The Reformation Today
By Rev. Dr. Matthew Richard
It was like a large rock thrown into a pond causing waves to crash ashore. No, it was much more violent. It was more like a massive explosion that occurred in the midst of buildings, resulting in shrapnel being scattered, walls tumbling down, and windows shattering. What am I talking about?
I am speaking about the sixteenth century Reformation. Yes, I am referring to the great Reformation explosion that happened in the 1500s when Martin Luther and the Reformers came into sharp conflict with the Roman Catholic Church of that time.
With all of that said, what good does this historic explosion do for us here and now?
Sure, we live in the aftermath of this enormous explosion and reap some of the benefits of much that was accomplished during the Reformation. However, the church and our nature have a way of cleaning up the rubble, patching the shattered walls, and fixing that which is broken to move away from the explosion, and returning to a man-centered message that encroaches and overthrows the very Gospel.
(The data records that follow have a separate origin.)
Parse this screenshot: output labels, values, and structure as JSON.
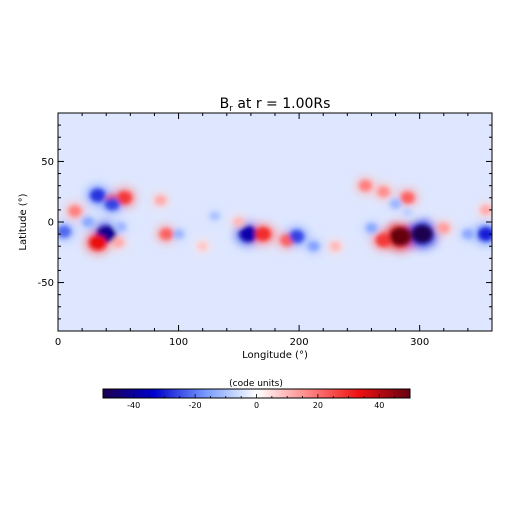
{
  "chart_data": {
    "type": "heatmap",
    "title": "B",
    "title_subscript": "r",
    "title_suffix": " at r = 1.00Rs",
    "xlabel": "Longitude (°)",
    "ylabel": "Latitude (°)",
    "xlim": [
      0,
      360
    ],
    "ylim": [
      -90,
      90
    ],
    "xticks": [
      0,
      100,
      200,
      300
    ],
    "yticks": [
      -50,
      0,
      50
    ],
    "colorbar": {
      "label": "(code units)",
      "range": [
        -50,
        50
      ],
      "ticks": [
        -40,
        -20,
        0,
        20,
        40
      ],
      "colors": [
        "#1a0050",
        "#0000cc",
        "#7799ff",
        "#ffffff",
        "#ff8888",
        "#ee1111",
        "#660011"
      ]
    },
    "background_value": -4,
    "features": [
      {
        "lon": 40,
        "lat": -10,
        "value": -42
      },
      {
        "lon": 52,
        "lat": -4,
        "value": -12
      },
      {
        "lon": 33,
        "lat": -17,
        "value": 34
      },
      {
        "lon": 50,
        "lat": -17,
        "value": 12
      },
      {
        "lon": 55,
        "lat": 20,
        "value": 28
      },
      {
        "lon": 45,
        "lat": 18,
        "value": 22
      },
      {
        "lon": 33,
        "lat": 22,
        "value": -28
      },
      {
        "lon": 45,
        "lat": 15,
        "value": -26
      },
      {
        "lon": 14,
        "lat": 9,
        "value": 18
      },
      {
        "lon": 5,
        "lat": -8,
        "value": -22
      },
      {
        "lon": 25,
        "lat": 0,
        "value": -14
      },
      {
        "lon": 90,
        "lat": -10,
        "value": 22
      },
      {
        "lon": 100,
        "lat": -10,
        "value": -12
      },
      {
        "lon": 85,
        "lat": 18,
        "value": 12
      },
      {
        "lon": 150,
        "lat": 0,
        "value": 10
      },
      {
        "lon": 158,
        "lat": -10,
        "value": -38
      },
      {
        "lon": 170,
        "lat": -10,
        "value": 30
      },
      {
        "lon": 190,
        "lat": -15,
        "value": 22
      },
      {
        "lon": 198,
        "lat": -12,
        "value": -26
      },
      {
        "lon": 212,
        "lat": -20,
        "value": -15
      },
      {
        "lon": 230,
        "lat": -20,
        "value": 10
      },
      {
        "lon": 255,
        "lat": 30,
        "value": 18
      },
      {
        "lon": 270,
        "lat": 25,
        "value": 16
      },
      {
        "lon": 290,
        "lat": 20,
        "value": 22
      },
      {
        "lon": 280,
        "lat": 15,
        "value": -12
      },
      {
        "lon": 290,
        "lat": 8,
        "value": -8
      },
      {
        "lon": 260,
        "lat": -5,
        "value": -14
      },
      {
        "lon": 270,
        "lat": -15,
        "value": 28
      },
      {
        "lon": 284,
        "lat": -12,
        "value": 52
      },
      {
        "lon": 302,
        "lat": -10,
        "value": -50
      },
      {
        "lon": 320,
        "lat": -5,
        "value": 14
      },
      {
        "lon": 340,
        "lat": -10,
        "value": -14
      },
      {
        "lon": 355,
        "lat": -10,
        "value": -30
      },
      {
        "lon": 355,
        "lat": 10,
        "value": 12
      },
      {
        "lon": 130,
        "lat": 5,
        "value": -10
      },
      {
        "lon": 120,
        "lat": -20,
        "value": 8
      }
    ]
  }
}
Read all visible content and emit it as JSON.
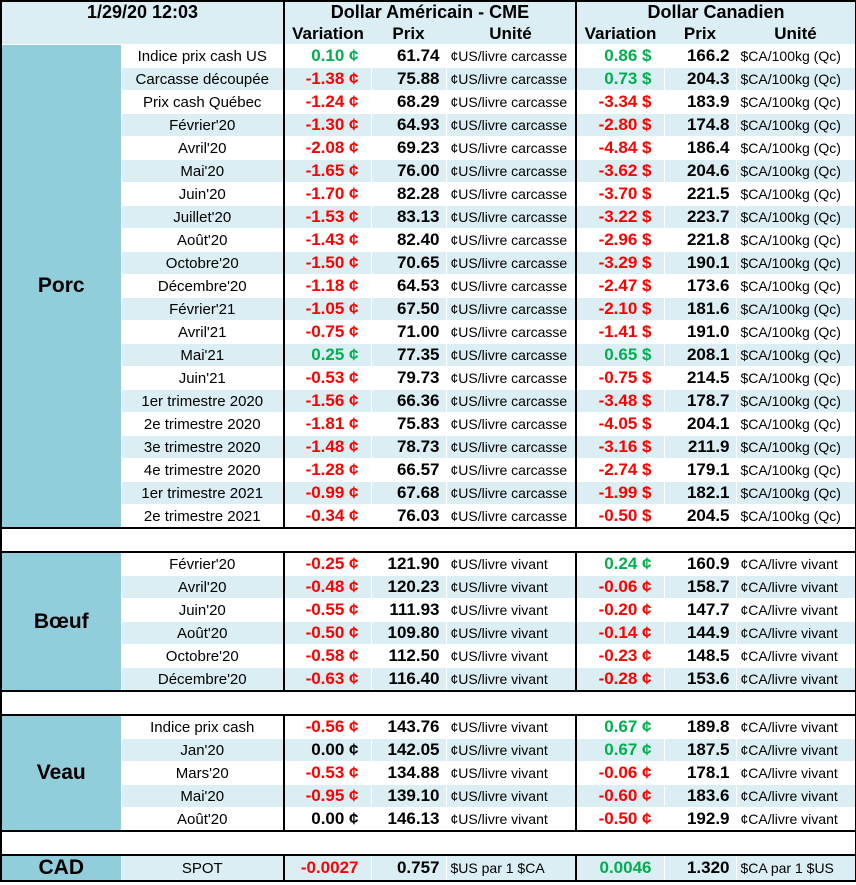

Frankly, my friends, the very message of the Gospel that exploded and detonated the church some five
-hundred years ago is an explosion that needs to happen in our midst, right here and right now. It needs to happen again.
Yes, the explosion needs to happen every year and every week in the church. You see, “The church must be in a state of continuous reformation… a continuous return to the Word of God. [The reason why?] Our old sinful nature continuously tempts us to leave the Word of God behind. If we do not continuously reform… if we do not continuously study God’s Word, then we will slowly, but surely drift away from the truth. We will drift away until we are no longer free.”1
Therefore, blessed Saints, we do not merely study the great explosion of the Reformation once a year or once every 500 years on Reformation Sunday, but as a church of the Lutheran Reformation we undergo this Reformation explosion and experience continual reformation every Sunday and every day. Why is this so; how is this possible? It is this way because at the heart of the Reformation was the Word of God – the Word that invaded an Augustinian Monk and the Word of God that invaded the church. Furthermore, this very Word of God is the ‘same’ Word of God that continually comes to you and me in the local church. Otherwise stated, the rock is thrown into our lives and the explosion is recaptured every time that we read the Word of God, hear the Word of God, and receive the Lord’s Sacraments.
So, do you see the rock tossed in the water? Do you feel the blast from the detonation? Jesus fulfilled the Law; sin was punished on Jesus; salvation was accomplished perfectly; you are baptized into Christ’s name; you are absolved by the Word of God; you are admitted to a heavenly feast. It is finished — for you.
This changes everything; nothing will ever be the same. Cur-plunk; splash. Bam; shatter. Christ Jesus has been crucified and resurrected for you. You are justified by grace through faith as a sheer gift. The Reformation lives on.